Auckland Council deputy mayor Penny Hulse however is “cool” on the idea.
She does not want the council to lose power over large-scale planning, and is worried about the potentially patchy nature of development.
"We can't have random areas looked at to say, look, the difference between zoned land on the urban boundary and the farm next door, it's suddenly reached such a high threshold that we want you to rezone it.
"That's kind of crazy and the cost of random growth like that would be huge. I don't think that's what the Productivity Commission were envisaging."
She said using price as a single trigger to re-zone rural land for development did not make sense.
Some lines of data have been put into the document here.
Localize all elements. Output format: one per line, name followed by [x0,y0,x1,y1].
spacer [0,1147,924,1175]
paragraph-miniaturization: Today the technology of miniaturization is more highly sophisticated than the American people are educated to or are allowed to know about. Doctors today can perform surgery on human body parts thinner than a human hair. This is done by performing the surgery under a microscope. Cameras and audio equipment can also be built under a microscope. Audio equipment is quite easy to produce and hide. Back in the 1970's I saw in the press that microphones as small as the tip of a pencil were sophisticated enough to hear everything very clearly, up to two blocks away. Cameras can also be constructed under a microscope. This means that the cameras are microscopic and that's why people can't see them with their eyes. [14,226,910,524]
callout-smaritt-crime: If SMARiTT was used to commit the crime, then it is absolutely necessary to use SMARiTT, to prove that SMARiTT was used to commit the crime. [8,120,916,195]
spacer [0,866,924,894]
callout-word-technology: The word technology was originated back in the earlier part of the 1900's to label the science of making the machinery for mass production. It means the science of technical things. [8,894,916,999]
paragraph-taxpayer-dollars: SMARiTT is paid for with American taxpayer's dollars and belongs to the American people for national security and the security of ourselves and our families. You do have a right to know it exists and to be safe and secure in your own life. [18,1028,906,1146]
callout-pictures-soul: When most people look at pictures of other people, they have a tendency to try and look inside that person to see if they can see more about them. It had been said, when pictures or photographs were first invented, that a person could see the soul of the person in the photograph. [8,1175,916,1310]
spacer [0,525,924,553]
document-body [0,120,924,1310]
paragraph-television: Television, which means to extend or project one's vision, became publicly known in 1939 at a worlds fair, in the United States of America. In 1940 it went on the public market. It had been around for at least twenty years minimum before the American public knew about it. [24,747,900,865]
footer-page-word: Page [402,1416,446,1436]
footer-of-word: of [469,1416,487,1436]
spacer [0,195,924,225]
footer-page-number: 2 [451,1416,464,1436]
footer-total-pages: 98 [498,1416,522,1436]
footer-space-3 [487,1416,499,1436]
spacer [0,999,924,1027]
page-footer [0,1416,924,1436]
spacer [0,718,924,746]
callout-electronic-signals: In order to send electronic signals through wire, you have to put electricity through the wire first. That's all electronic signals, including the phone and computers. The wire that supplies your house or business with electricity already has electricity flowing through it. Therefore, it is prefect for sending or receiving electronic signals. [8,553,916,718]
"It sounds like a pretty blunt instrument to me, and the subtleties and the complexities of what drives cost and land value, particularly in a high-growth area like Auckland, is huge, and to simply look at when land reaches over a certain amount of value to trigger development in that area I think misses the point entirely."
Subtleties. Complexities. “Blunt instruments.” There are certainly blunt instruments being presently applied that ignore the subtleties and complexities of an organic city—one huge one being the imposition of top-down zoning, of which Ms Hulse is such a fan.
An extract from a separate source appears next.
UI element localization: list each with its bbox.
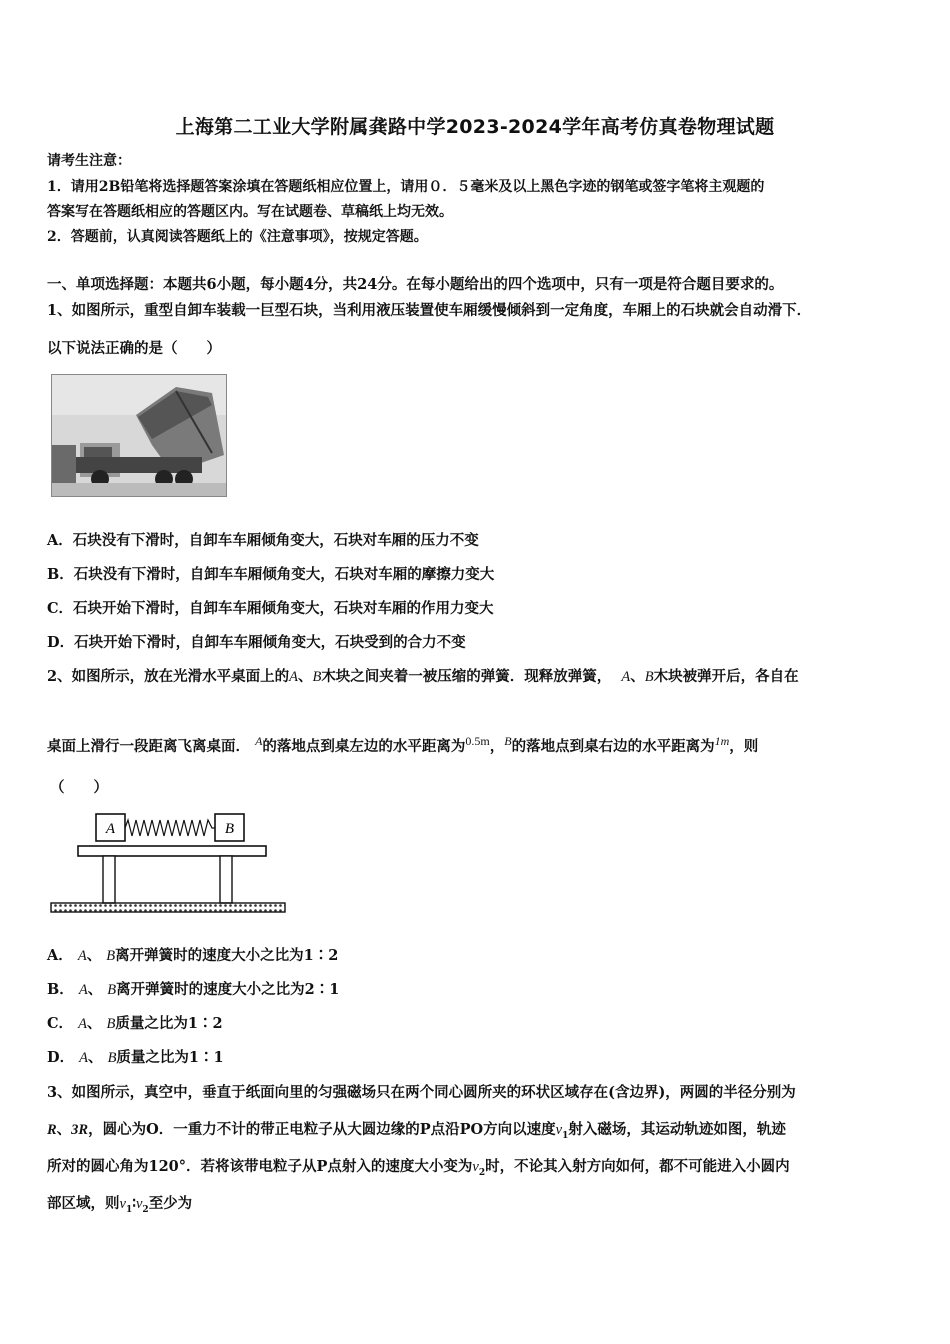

Yet the use of price signals, were she to understand them, is precisely the opposite of a blunt instrument. They are a prodigiously fertile means by which a market easily and simply puts resources to their best, most highly-valued use—as measured by those who actually do value them—just as long as people are left free to exercise it.
In a dispersed division-of-labour economy, price signals are the preeminent form of conveying important information right across a market: for those who are alert to them they convey the information, from moment to moment, of what is most highly valued by buyers—and they offer the extra profits that encourage more sellers to supply more of what is most demanded most, and less of what is demanded least…
This is the “prodigiously ingenious mechanism” of spontaneous order by which people's wants are supplied and great cities are fed and watered, a process which to some people still appears to be a miracle. If it is, it’s a miracle that is the product of human action, not of human design.
Price signals themselves embody all the subtleties and complexities of life in a division-of-labour society—they embody them, and build them in, offering both information and an incentive.
When prices of a piece of land rises to significant levels, that’s a clear signal that land is highly valued. And should be highly sought after. Far from being random, this the product of human action, not of human design.
If she were to understand anything about price signals, she might try to understand that much.
Mind you, if the first sentence in the report above is correct (and it is, you can check the audio), it’s possible she does understand them, and has another reason to object:
She does not want the council to lose power…
NB: There is much more to be said about the Productivity Commission’s proposals to alleviate Auckland’s unaffordability problem, not all of it good. But not right now.
2 comments:
Shame, so you are in favour of people having their property rights taken from them for the benefit of others then?
No. Very much no. That's among the most outrageous of the proposals. Hence my last comment.